Sim, mas o significado da palavra não é, por outro lado, determinado
também por este emprego? E podem contradizer-se estas
determinações? Aquilo que entendemos de um golpe só pode estar em
contradição com um emprego, pode encaixar-se nele e pode não se
encaixar nele? E como pode encaixar-se num emprego aquilo que nos
é presente num momento, que nos paira no espírito num momento?

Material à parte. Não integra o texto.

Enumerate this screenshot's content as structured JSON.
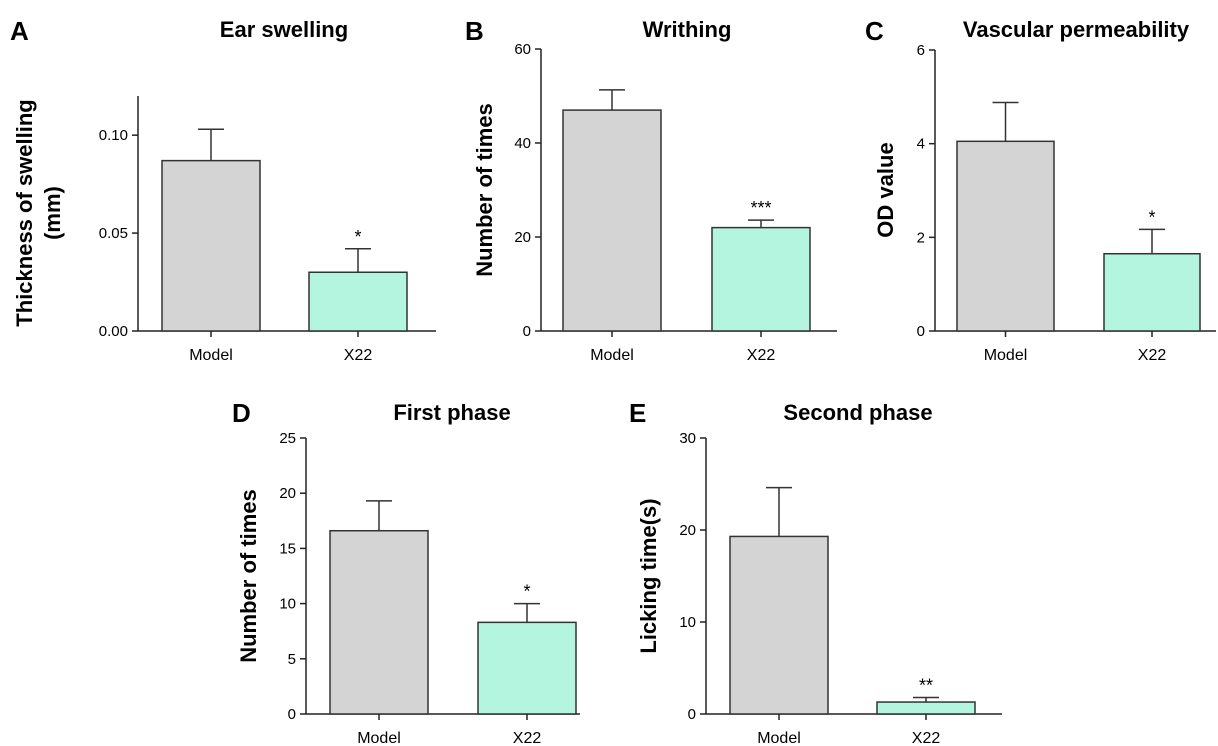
{
  "colors": {
    "model": "#d4d4d4",
    "x22": "#b3f5df",
    "stroke": "#333333"
  },
  "chart_data": [
    {
      "type": "bar",
      "panel": "A",
      "title": "Ear swelling",
      "ylabel": [
        "Thickness of swelling",
        "(mm)"
      ],
      "categories": [
        "Model",
        "X22"
      ],
      "values": [
        0.087,
        0.03
      ],
      "errors": [
        0.016,
        0.012
      ],
      "significance": [
        "",
        "*"
      ],
      "ylim": [
        0,
        0.12
      ],
      "yticks": [
        0.0,
        0.05,
        0.1
      ],
      "ytick_labels": [
        "0.00",
        "0.05",
        "0.10"
      ],
      "grid": false
    },
    {
      "type": "bar",
      "panel": "B",
      "title": "Writhing",
      "ylabel": [
        "Number of times"
      ],
      "categories": [
        "Model",
        "X22"
      ],
      "values": [
        47,
        22
      ],
      "errors": [
        4.3,
        1.6
      ],
      "significance": [
        "",
        "***"
      ],
      "ylim": [
        0,
        60
      ],
      "yticks": [
        0,
        20,
        40,
        60
      ],
      "ytick_labels": [
        "0",
        "20",
        "40",
        "60"
      ],
      "grid": false
    },
    {
      "type": "bar",
      "panel": "C",
      "title": "Vascular permeability",
      "ylabel": [
        "OD value"
      ],
      "categories": [
        "Model",
        "X22"
      ],
      "values": [
        4.05,
        1.65
      ],
      "errors": [
        0.83,
        0.52
      ],
      "significance": [
        "",
        "*"
      ],
      "ylim": [
        0,
        6
      ],
      "yticks": [
        0,
        2,
        4,
        6
      ],
      "ytick_labels": [
        "0",
        "2",
        "4",
        "6"
      ],
      "grid": false
    },
    {
      "type": "bar",
      "panel": "D",
      "title": "First phase",
      "ylabel": [
        "Number of times"
      ],
      "categories": [
        "Model",
        "X22"
      ],
      "values": [
        16.6,
        8.3
      ],
      "errors": [
        2.7,
        1.7
      ],
      "significance": [
        "",
        "*"
      ],
      "ylim": [
        0,
        25
      ],
      "yticks": [
        0,
        5,
        10,
        15,
        20,
        25
      ],
      "ytick_labels": [
        "0",
        "5",
        "10",
        "15",
        "20",
        "25"
      ],
      "grid": false
    },
    {
      "type": "bar",
      "panel": "E",
      "title": "Second phase",
      "ylabel": [
        "Licking time(s)"
      ],
      "categories": [
        "Model",
        "X22"
      ],
      "values": [
        19.3,
        1.3
      ],
      "errors": [
        5.3,
        0.5
      ],
      "significance": [
        "",
        "**"
      ],
      "ylim": [
        0,
        30
      ],
      "yticks": [
        0,
        10,
        20,
        30
      ],
      "ytick_labels": [
        "0",
        "10",
        "20",
        "30"
      ],
      "grid": false
    }
  ]
}
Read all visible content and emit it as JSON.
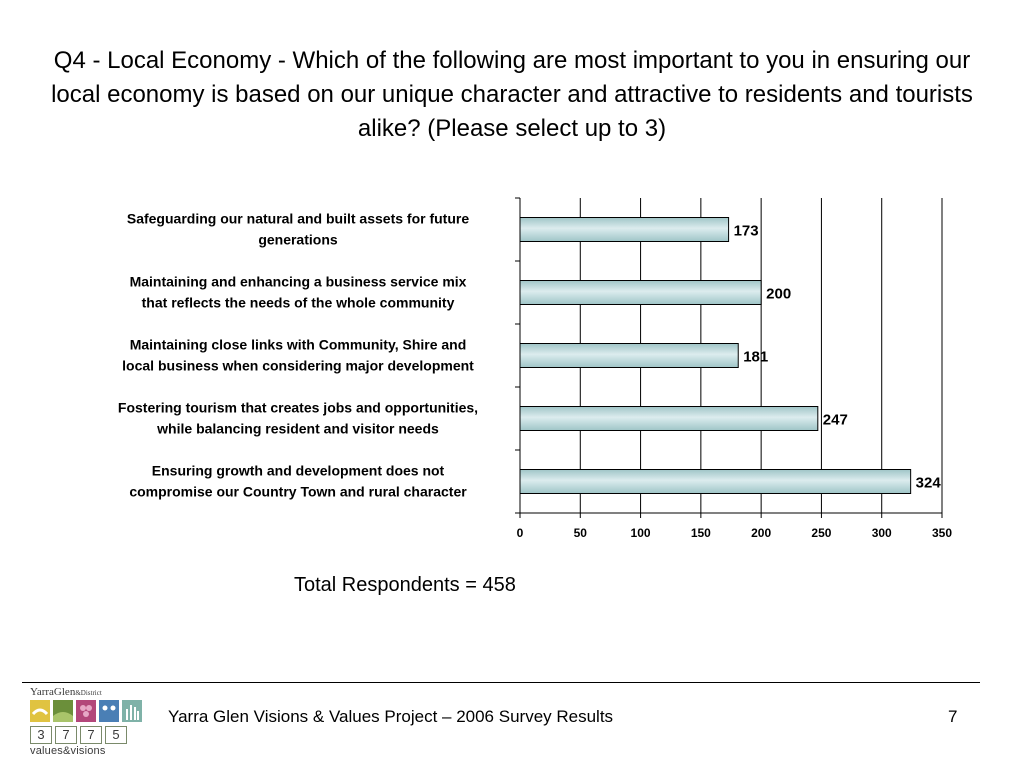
{
  "slide": {
    "title": "Q4 - Local Economy - Which of the following are most important to you in ensuring our local economy is based on our unique character and attractive to residents and tourists alike? (Please select up to 3)",
    "total_respondents": "Total Respondents = 458",
    "footer_text": "Yarra Glen Visions & Values Project – 2006 Survey Results",
    "page_number": "7"
  },
  "logo": {
    "name_main": "YarraGlen",
    "name_suffix": "&District",
    "digits": [
      "3",
      "7",
      "7",
      "5"
    ],
    "tagline": "values&visions"
  },
  "colors": {
    "bar_fill": "#9fc5c7",
    "bar_highlight": "#dcecee",
    "bar_stroke": "#000000",
    "gridline": "#000000"
  },
  "chart_data": {
    "type": "bar",
    "orientation": "horizontal",
    "categories": [
      [
        "Safeguarding our natural and built assets for future",
        "generations"
      ],
      [
        "Maintaining and enhancing a business service mix",
        "that reflects the needs of the whole community"
      ],
      [
        "Maintaining close links with Community, Shire and",
        "local business when considering major development"
      ],
      [
        "Fostering tourism that creates jobs and opportunities,",
        "while balancing resident and visitor needs"
      ],
      [
        "Ensuring growth and development does not",
        "compromise our Country Town and rural character"
      ]
    ],
    "values": [
      173,
      200,
      181,
      247,
      324
    ],
    "xlim": [
      0,
      350
    ],
    "xticks": [
      0,
      50,
      100,
      150,
      200,
      250,
      300,
      350
    ],
    "grid": "vertical",
    "data_labels": true,
    "legend": "none"
  }
}
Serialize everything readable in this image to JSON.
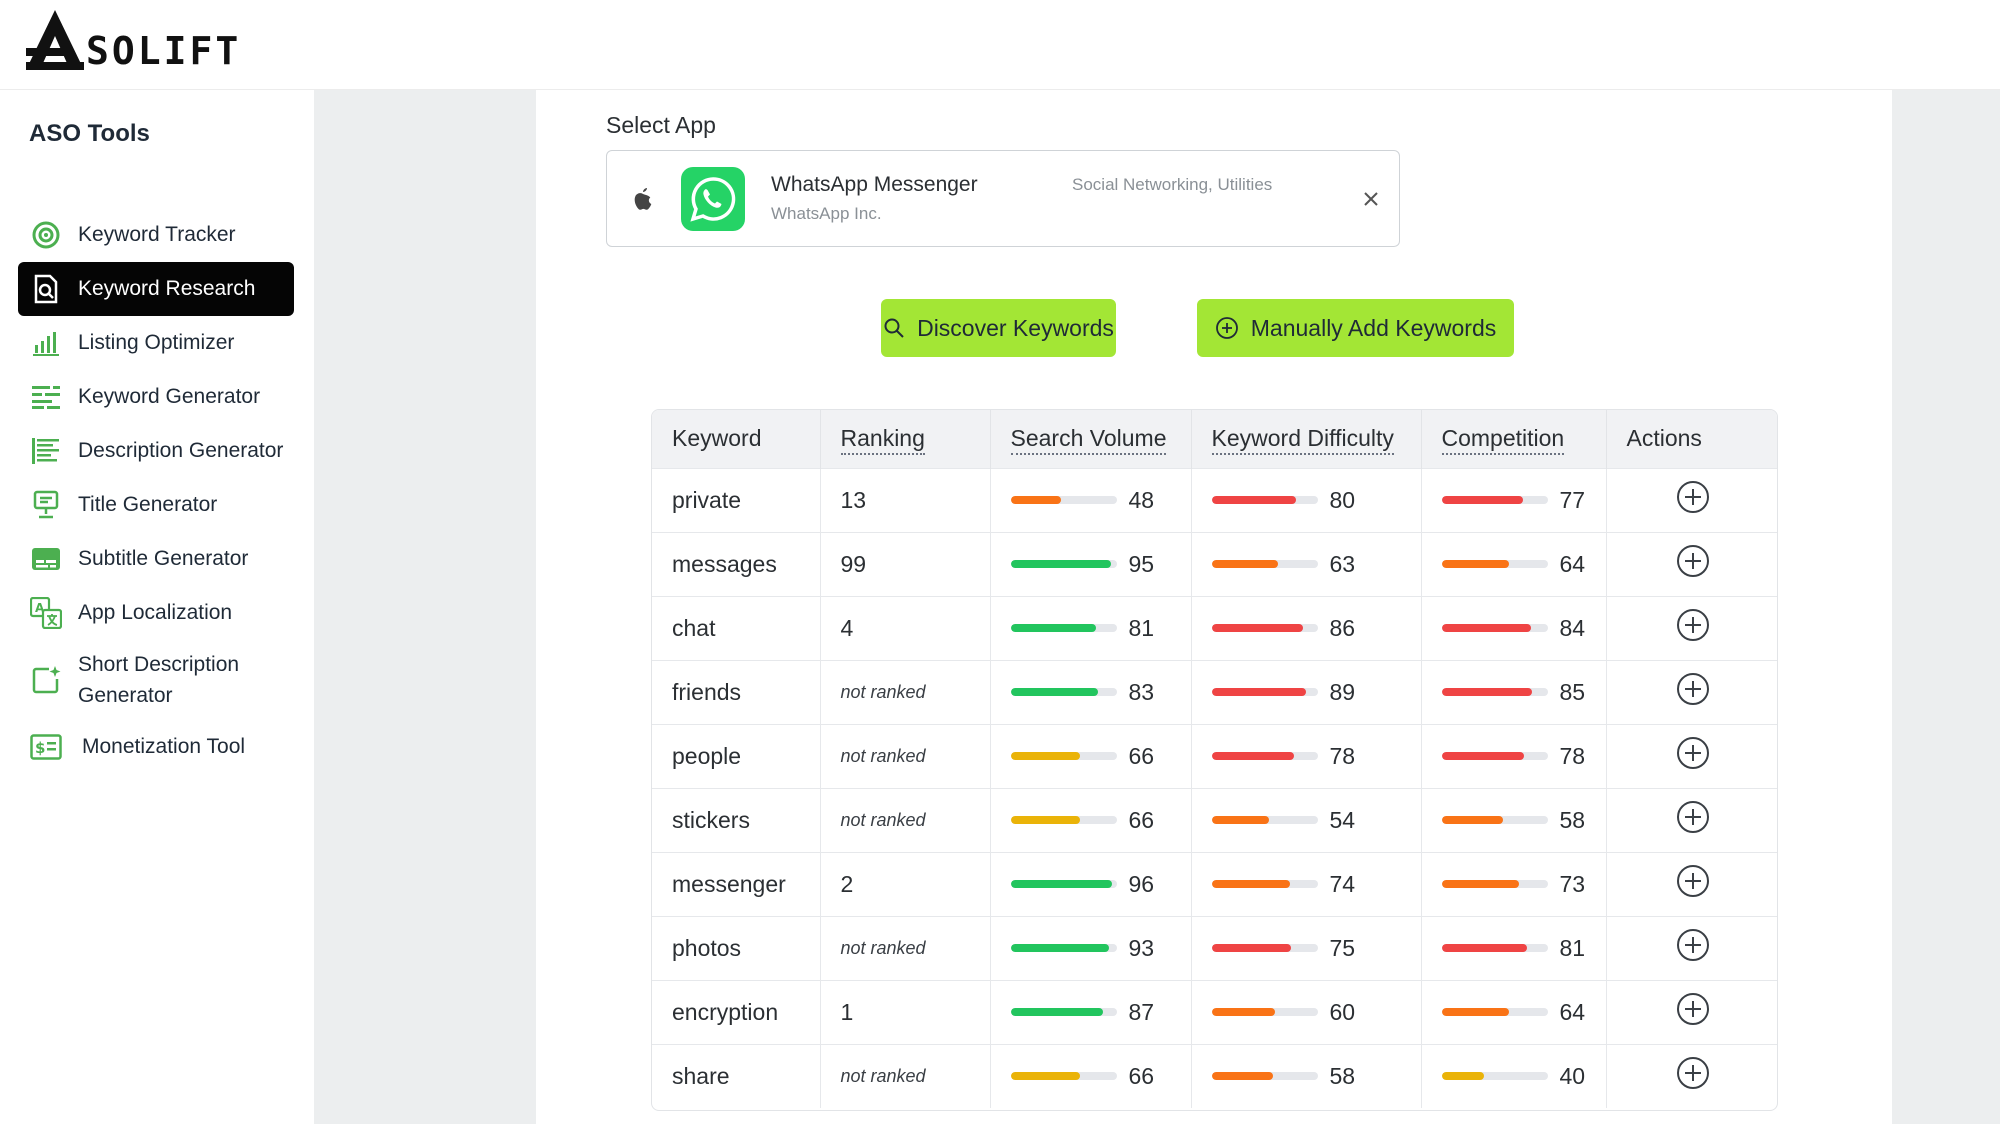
{
  "brand": {
    "logo_letter": "A",
    "logo_text": "SOLIFT"
  },
  "sidebar": {
    "title": "ASO Tools",
    "items": [
      {
        "label": "Keyword Tracker",
        "icon": "target-icon",
        "active": false
      },
      {
        "label": "Keyword Research",
        "icon": "magnify-document-icon",
        "active": true
      },
      {
        "label": "Listing Optimizer",
        "icon": "bar-chart-icon",
        "active": false
      },
      {
        "label": "Keyword Generator",
        "icon": "text-lines-icon",
        "active": false
      },
      {
        "label": "Description Generator",
        "icon": "paragraph-icon",
        "active": false
      },
      {
        "label": "Title Generator",
        "icon": "presentation-icon",
        "active": false
      },
      {
        "label": "Subtitle Generator",
        "icon": "subtitles-icon",
        "active": false
      },
      {
        "label": "App Localization",
        "icon": "translate-icon",
        "active": false
      },
      {
        "label": "Short Description Generator",
        "label_line1": "Short Description",
        "label_line2": "Generator",
        "icon": "sparkle-square-icon",
        "active": false
      },
      {
        "label": "Monetization Tool",
        "icon": "dollar-card-icon",
        "active": false
      }
    ]
  },
  "main": {
    "select_label": "Select App",
    "app": {
      "name": "WhatsApp Messenger",
      "categories": "Social Networking, Utilities",
      "developer": "WhatsApp Inc.",
      "platform_icon": "apple-icon",
      "app_icon": "whatsapp-icon"
    },
    "buttons": {
      "discover": "Discover Keywords",
      "manual": "Manually Add Keywords"
    },
    "table": {
      "headers": [
        "Keyword",
        "Ranking",
        "Search Volume",
        "Keyword Difficulty",
        "Competition",
        "Actions"
      ],
      "rows": [
        {
          "keyword": "private",
          "ranking": "13",
          "search_volume": 48,
          "difficulty": 80,
          "competition": 77
        },
        {
          "keyword": "messages",
          "ranking": "99",
          "search_volume": 95,
          "difficulty": 63,
          "competition": 64
        },
        {
          "keyword": "chat",
          "ranking": "4",
          "search_volume": 81,
          "difficulty": 86,
          "competition": 84
        },
        {
          "keyword": "friends",
          "ranking": "not ranked",
          "search_volume": 83,
          "difficulty": 89,
          "competition": 85
        },
        {
          "keyword": "people",
          "ranking": "not ranked",
          "search_volume": 66,
          "difficulty": 78,
          "competition": 78
        },
        {
          "keyword": "stickers",
          "ranking": "not ranked",
          "search_volume": 66,
          "difficulty": 54,
          "competition": 58
        },
        {
          "keyword": "messenger",
          "ranking": "2",
          "search_volume": 96,
          "difficulty": 74,
          "competition": 73
        },
        {
          "keyword": "photos",
          "ranking": "not ranked",
          "search_volume": 93,
          "difficulty": 75,
          "competition": 81
        },
        {
          "keyword": "encryption",
          "ranking": "1",
          "search_volume": 87,
          "difficulty": 60,
          "competition": 64
        },
        {
          "keyword": "share",
          "ranking": "not ranked",
          "search_volume": 66,
          "difficulty": 58,
          "competition": 40
        }
      ]
    }
  },
  "colors": {
    "accent_green": "#a3e635",
    "bar_green": "#22c55e",
    "bar_yellow": "#eab308",
    "bar_orange": "#f97316",
    "bar_red": "#ef4444",
    "bar_track": "#e5e7eb",
    "nav_active": "#050505",
    "icon_green": "#4caf50"
  }
}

O que é que nos passa pela mente, propriamente, quando entendemos
uma palavra? Não é algo assim como uma imagem? Não pode ser
uma imagem?
Bem, suponha que ao ouvir a palavra ‘cubo’, paire-lhe no espírito uma
imagem. Talvez o desenho de um cubo. Até que ponto essa imagem
pode se encaixar num emprego da palavra ‘cubo’ ou não? Talvez você
diga: “Isto é simples; quando essa imagem me paira no espírito e
aponto, p. ex., para um prisma triangular e digo que aquilo é um cubo,
então esse emprego não se encaixa na imagem.” Mas ela não se
ajusta? Escolhi, de propósito, um exemplo que tornei bem fácil
representar-se um método de projeção mediante o qual a imagem
seguramente se encaixa.
A imagem do cubo insinuou, todavia, um certo emprego, mas eu
poderia também empregá-la de outro modo (IF § 139).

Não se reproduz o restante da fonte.